ESB price hike plan criticised as cost of energy falls
ESB are set to increase electricity charges while wholesale energy prices in Ireland are continuing to fall, according to new research.
The Board Gais Energy Index, an Irish-specific index designed to measure prices in the wholesale energy markets, fell 2pc to its lowest point since April, at the same time as ESB said they would be increasing electricity charges by nearly 5pc from next month.
The index fell three points to 108 after oil dropped $4 and natural gas dropped 7pc in euro terms. Coal and electricity prices also fell.
Electricity fell by 2pc in August, while at the same time demand remained at similar levels to June and July. The news of the decrease will further fuel criticism of ESB's decision to increase electricity prices by 4.9pc from October 1.
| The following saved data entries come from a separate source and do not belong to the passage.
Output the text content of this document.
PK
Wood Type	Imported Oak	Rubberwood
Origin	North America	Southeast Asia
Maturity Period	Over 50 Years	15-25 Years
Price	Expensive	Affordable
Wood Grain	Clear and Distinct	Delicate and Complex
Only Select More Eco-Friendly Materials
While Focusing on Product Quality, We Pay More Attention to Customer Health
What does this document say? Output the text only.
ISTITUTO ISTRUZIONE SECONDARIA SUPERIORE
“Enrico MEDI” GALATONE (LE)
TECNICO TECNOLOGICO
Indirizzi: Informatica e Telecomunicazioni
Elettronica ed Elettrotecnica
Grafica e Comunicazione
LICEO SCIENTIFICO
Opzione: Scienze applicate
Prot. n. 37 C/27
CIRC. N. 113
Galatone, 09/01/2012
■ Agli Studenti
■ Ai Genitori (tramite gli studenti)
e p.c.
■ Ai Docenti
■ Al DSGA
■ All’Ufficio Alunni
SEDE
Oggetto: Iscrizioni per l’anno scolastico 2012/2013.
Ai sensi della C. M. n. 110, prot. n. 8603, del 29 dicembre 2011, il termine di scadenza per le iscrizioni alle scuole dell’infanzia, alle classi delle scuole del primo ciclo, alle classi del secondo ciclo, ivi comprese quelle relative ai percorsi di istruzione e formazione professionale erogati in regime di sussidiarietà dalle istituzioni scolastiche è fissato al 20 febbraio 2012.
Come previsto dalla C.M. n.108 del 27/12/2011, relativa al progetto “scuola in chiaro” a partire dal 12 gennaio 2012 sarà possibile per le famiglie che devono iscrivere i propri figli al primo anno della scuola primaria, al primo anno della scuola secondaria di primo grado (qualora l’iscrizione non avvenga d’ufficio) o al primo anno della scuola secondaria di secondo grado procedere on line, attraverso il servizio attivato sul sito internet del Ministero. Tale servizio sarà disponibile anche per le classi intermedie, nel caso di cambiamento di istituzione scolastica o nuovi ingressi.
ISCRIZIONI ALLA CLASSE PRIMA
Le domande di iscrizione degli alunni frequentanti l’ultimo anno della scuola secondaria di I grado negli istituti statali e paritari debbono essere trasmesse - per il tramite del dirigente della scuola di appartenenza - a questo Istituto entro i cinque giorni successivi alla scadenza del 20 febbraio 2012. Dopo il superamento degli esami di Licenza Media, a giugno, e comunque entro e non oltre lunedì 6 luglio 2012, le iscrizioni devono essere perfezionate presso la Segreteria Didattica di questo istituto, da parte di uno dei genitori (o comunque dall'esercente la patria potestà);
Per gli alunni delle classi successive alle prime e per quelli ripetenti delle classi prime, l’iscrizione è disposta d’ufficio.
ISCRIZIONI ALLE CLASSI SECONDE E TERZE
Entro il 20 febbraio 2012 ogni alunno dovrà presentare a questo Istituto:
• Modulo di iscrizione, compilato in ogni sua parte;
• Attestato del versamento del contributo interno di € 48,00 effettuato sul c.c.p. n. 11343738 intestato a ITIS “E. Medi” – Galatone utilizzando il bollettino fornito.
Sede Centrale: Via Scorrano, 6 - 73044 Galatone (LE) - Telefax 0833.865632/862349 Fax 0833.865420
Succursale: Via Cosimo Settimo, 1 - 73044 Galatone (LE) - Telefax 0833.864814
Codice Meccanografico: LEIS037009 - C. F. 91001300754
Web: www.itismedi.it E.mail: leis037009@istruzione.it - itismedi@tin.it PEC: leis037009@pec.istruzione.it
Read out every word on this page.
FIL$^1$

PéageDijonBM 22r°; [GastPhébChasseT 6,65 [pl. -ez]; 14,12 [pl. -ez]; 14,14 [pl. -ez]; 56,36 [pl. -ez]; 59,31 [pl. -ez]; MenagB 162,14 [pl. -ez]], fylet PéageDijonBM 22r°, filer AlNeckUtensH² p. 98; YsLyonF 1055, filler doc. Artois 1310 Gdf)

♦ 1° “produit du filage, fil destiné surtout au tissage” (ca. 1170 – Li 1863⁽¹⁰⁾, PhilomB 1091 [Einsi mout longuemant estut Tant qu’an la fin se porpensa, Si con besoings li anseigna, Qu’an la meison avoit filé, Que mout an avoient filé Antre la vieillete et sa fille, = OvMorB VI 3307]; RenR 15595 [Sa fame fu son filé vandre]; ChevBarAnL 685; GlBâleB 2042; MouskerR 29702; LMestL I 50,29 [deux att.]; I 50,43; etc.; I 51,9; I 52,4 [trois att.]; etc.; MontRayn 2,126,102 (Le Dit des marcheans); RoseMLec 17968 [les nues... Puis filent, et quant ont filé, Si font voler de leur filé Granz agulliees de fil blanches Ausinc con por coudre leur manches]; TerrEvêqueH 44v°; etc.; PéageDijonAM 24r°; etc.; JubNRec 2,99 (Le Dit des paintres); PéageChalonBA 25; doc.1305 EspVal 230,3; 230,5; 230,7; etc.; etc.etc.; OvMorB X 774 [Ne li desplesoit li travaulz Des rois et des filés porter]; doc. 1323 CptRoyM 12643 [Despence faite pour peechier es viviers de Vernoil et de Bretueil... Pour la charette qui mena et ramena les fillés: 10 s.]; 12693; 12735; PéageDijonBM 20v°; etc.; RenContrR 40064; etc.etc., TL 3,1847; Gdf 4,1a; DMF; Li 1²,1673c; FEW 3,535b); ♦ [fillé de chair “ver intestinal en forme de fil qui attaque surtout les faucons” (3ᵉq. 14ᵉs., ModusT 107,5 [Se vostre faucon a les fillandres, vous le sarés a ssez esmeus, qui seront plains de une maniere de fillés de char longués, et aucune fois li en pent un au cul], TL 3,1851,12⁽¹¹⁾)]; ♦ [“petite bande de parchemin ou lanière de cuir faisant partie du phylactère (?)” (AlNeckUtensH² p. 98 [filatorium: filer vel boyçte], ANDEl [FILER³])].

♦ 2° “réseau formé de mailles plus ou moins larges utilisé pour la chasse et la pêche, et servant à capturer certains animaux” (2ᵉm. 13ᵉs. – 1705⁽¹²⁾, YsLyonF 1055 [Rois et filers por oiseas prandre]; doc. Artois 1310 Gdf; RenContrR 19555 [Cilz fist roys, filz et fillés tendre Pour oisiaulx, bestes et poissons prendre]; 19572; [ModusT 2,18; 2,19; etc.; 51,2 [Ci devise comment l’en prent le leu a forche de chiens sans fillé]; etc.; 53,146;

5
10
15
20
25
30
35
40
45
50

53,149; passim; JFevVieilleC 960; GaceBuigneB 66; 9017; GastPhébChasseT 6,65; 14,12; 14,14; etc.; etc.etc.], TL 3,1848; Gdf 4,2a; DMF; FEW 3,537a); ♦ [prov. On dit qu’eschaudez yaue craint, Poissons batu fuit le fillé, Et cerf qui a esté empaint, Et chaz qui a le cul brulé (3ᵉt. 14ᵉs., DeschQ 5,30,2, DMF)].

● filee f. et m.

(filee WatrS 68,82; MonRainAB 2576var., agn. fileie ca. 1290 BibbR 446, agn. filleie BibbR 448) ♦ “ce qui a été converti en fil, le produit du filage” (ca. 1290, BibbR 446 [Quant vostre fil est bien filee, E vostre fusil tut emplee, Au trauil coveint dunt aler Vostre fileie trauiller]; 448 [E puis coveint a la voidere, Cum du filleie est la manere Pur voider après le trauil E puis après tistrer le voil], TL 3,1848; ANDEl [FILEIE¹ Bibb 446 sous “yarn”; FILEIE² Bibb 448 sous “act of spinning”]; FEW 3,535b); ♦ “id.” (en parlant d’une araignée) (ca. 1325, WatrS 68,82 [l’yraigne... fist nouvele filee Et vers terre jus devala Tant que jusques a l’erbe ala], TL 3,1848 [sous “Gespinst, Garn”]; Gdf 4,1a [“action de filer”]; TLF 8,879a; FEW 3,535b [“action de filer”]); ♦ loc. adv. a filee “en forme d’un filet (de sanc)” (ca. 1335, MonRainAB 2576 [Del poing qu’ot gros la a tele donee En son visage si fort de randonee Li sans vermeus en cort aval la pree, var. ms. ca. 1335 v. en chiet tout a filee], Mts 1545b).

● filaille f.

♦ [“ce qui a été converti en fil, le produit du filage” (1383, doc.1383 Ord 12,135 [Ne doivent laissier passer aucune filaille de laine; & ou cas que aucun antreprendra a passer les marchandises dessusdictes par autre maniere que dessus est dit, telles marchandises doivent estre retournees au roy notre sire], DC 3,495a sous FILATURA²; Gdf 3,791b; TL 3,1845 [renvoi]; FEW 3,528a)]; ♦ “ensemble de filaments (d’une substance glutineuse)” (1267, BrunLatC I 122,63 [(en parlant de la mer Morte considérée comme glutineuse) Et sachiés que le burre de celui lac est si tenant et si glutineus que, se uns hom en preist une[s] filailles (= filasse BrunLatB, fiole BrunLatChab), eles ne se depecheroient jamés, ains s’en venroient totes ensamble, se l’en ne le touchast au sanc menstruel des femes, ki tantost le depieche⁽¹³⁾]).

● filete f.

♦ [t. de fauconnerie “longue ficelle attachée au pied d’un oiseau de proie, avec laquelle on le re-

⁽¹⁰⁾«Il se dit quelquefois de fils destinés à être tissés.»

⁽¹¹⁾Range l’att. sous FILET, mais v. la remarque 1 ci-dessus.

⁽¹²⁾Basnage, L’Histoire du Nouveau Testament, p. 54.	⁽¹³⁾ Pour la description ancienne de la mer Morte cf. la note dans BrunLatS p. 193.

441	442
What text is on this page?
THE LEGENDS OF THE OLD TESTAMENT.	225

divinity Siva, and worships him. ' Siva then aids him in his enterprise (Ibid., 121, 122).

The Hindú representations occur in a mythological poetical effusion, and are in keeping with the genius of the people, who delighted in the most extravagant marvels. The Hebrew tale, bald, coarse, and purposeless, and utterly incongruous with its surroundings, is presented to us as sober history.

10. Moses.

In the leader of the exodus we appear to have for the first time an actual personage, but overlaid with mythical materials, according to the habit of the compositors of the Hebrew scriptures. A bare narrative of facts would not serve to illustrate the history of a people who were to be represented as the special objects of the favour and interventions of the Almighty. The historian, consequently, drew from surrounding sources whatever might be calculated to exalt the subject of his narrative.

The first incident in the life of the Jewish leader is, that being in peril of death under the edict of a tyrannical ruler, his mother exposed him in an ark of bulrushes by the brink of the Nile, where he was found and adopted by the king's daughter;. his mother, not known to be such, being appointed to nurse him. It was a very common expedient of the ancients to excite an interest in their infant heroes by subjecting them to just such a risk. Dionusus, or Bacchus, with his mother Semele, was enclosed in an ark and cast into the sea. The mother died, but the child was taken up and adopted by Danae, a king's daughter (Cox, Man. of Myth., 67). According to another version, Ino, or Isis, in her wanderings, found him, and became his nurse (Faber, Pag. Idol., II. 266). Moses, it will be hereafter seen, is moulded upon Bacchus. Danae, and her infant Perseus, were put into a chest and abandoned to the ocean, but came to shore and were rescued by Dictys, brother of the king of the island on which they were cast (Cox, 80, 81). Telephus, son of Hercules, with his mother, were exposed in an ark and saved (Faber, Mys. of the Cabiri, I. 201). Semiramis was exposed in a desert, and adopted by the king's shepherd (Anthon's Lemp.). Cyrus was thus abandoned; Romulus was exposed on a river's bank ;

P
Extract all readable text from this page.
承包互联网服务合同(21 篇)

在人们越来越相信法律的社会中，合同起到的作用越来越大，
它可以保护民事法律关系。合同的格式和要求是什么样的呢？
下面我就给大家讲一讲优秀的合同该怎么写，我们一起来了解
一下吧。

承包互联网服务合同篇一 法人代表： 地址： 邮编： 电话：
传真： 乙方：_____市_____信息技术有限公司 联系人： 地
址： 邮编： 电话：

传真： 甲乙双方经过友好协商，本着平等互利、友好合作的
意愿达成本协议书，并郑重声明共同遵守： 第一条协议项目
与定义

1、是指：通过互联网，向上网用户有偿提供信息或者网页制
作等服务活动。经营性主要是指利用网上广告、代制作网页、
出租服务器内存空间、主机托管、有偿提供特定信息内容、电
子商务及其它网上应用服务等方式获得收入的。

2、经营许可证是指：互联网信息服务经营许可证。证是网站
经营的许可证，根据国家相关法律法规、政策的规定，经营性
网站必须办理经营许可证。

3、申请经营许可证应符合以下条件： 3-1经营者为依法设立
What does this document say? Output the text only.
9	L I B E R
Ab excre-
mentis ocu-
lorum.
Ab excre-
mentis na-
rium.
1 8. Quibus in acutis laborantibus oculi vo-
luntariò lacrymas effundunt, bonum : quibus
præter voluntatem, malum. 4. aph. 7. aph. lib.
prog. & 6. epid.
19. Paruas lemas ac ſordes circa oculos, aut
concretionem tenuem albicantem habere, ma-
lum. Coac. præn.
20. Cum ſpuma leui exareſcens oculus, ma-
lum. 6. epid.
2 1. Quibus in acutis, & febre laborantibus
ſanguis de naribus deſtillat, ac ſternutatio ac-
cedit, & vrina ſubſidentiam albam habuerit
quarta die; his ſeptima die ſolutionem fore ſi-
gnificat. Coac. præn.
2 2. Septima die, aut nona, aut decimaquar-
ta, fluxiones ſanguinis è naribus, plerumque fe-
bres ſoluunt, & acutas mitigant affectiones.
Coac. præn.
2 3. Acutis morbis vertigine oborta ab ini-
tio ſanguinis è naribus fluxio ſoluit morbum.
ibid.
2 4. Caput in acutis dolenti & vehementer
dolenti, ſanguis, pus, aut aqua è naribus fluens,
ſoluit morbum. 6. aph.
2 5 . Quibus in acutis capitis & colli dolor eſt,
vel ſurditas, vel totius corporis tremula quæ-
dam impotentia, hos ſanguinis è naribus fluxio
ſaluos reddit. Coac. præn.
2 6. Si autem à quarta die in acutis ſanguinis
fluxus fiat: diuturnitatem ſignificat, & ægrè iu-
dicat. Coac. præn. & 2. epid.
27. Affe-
The increase in the retail energy prices at a time when wholesale prices are falling was criticised by Labour's spokesperson on energy, Liz McManus.
"The Government have kept saying that the high cost of fossils fuels, and our dependence on them, is the main factor in our increased electricity prices. It is extraordinary that there are no benefits to consumers when the cost goes down," she said.
The Communications, Energy and Natural Resources Minister, Eamon Ryan, was not available for comment.
"The recovery of the euro continued in the early part of August, but those gains were eroded towards the end of the month," said Bord Gais.
Michael Kelleher, an energy trading analyst with Bord Gais Energy, said that while oil prices had been driving the index, the global economic situation remained the key to energy prices in the long term.
"Global macro economic data continues to be the biggest driver of the movements in the index as a result of its effects on both currency and commodity prices. There has been a strong correlation between currency, commodity and equity markets recently.
"The futures markets continue to price in a moderate rise in commodity prices in the coming months. However, the pace of economic recovery in developed economies in Europe and the Americas, coupled with a confirmation of the rate of growth in developing economies, could have a major impact on energy prices in the coming months, particularly oil and coal."